Can VR training help a QB take his team to the Super Bowl?
Casey Keenum seems like an unlikely hope for the Minnesota Vikings. The previously undrafted, unwanted QB has led them to a 13-3 record as the second-most-accurate passer in the league (67.6 percent). Of the quarterbacks starting playoff games this season, Keenum had the best regular-season Total QBR at 69.6 -- second only to the now-injured Carson Wentz's 75.7
Derek Belch of VR training startup STRIVR believes it is because of his reps in VR.
“The tendency for a quarterback against the blitz is to speed up when he sees the blitz coming when, in reality, he needs to slow down,” said Derek Belch, co-founder and CEO of STRIVR to ESPN. “I know it’s only fractions of a second. He needs to say, ‘Where do I need to go? What do I need to do to not make a hurried decision?’ I think seeing these reps again and again in VR helps these guys do that.
Belch says that Keenum goes into Minnesota’s VR room at the practice facility and is able to comb through a few hundred reps in VR as part of his final preparation. Blech also says that Keenum has viewed 2,647 plays through the virtual reality platform.

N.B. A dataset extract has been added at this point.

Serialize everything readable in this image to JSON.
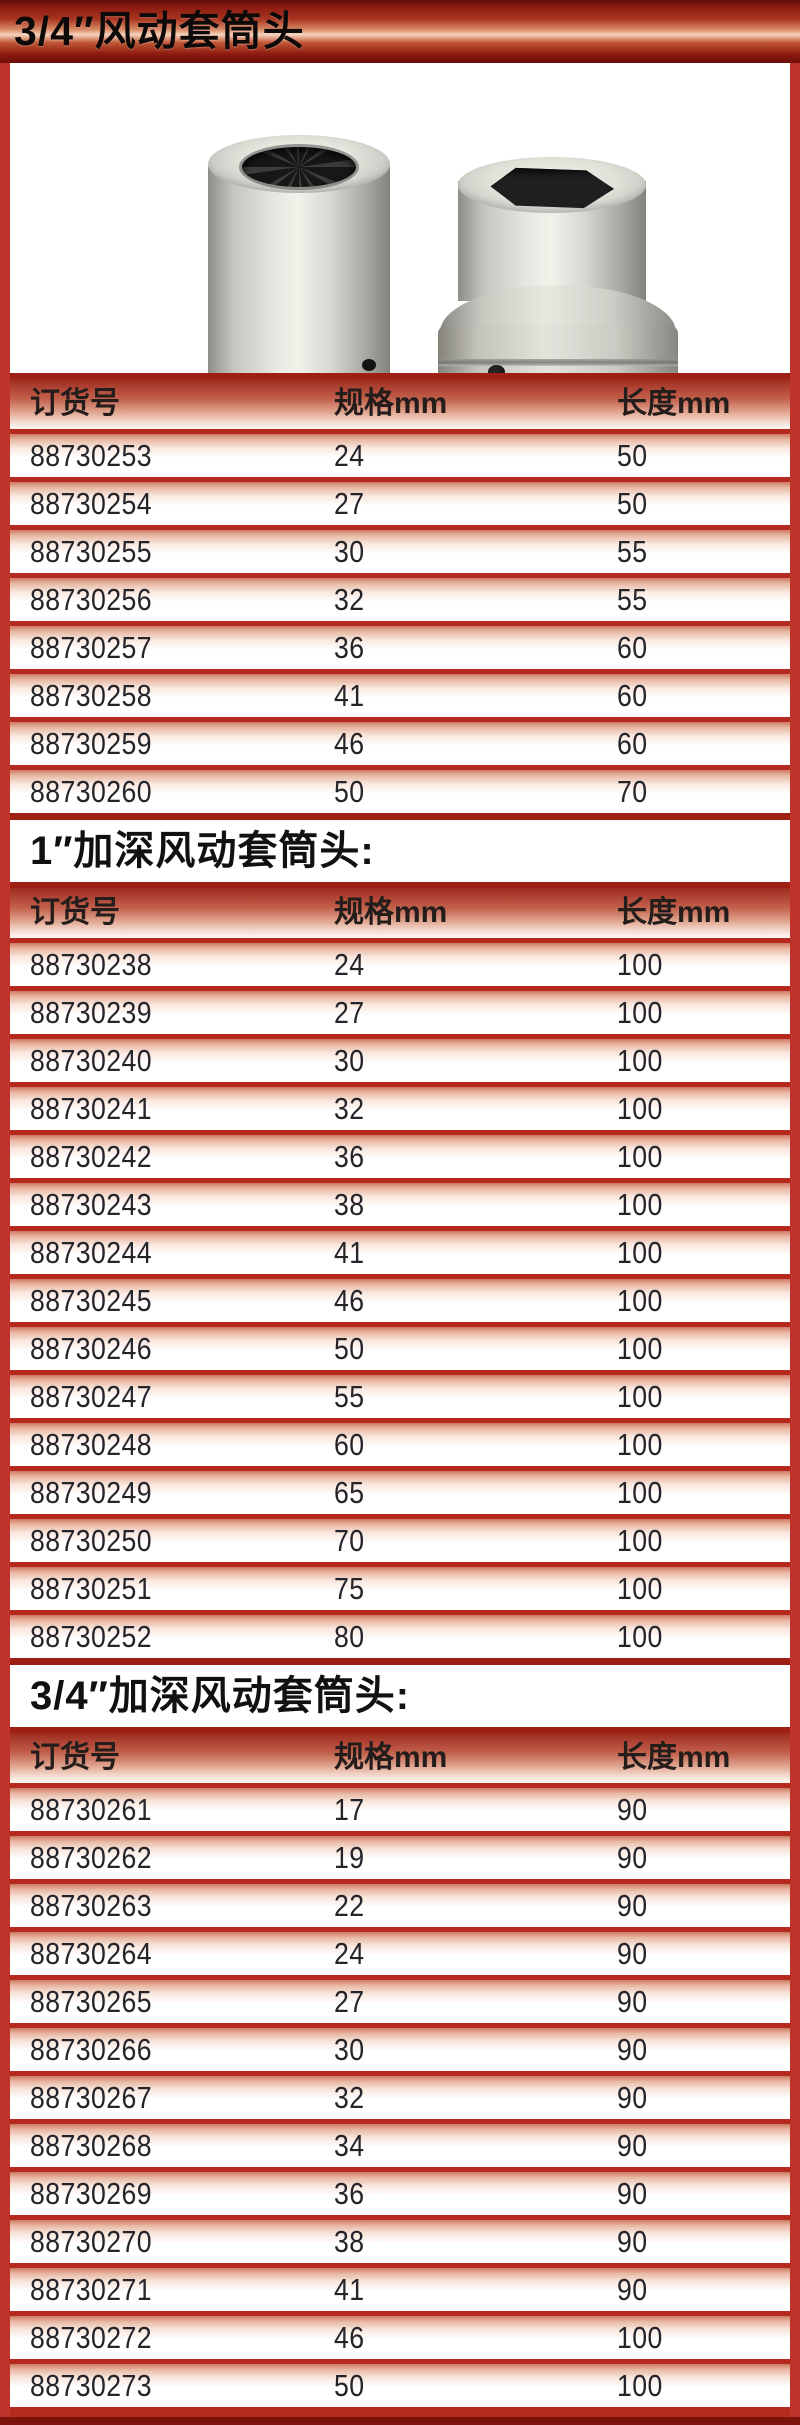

Personally, I am a believer in VR for sports training as I have actually worked and developed a product along with Oakland Raiders QB Derek Carr that helped him during his recovery from injury. Though I can not speak on that product outside of the video here I do know that VR can have an impact on a team needing to get a QB up to speed.
VR has potential and perhaps NFL teams will need VR specialists in the future? Companies like STRIVR and RADD3 are developing systems to adopt playbooks into VR where you could run the plays repeatedly until they're second nature? With the recent understanding of injuries in Football there is even a chance VR could help reduce these factors.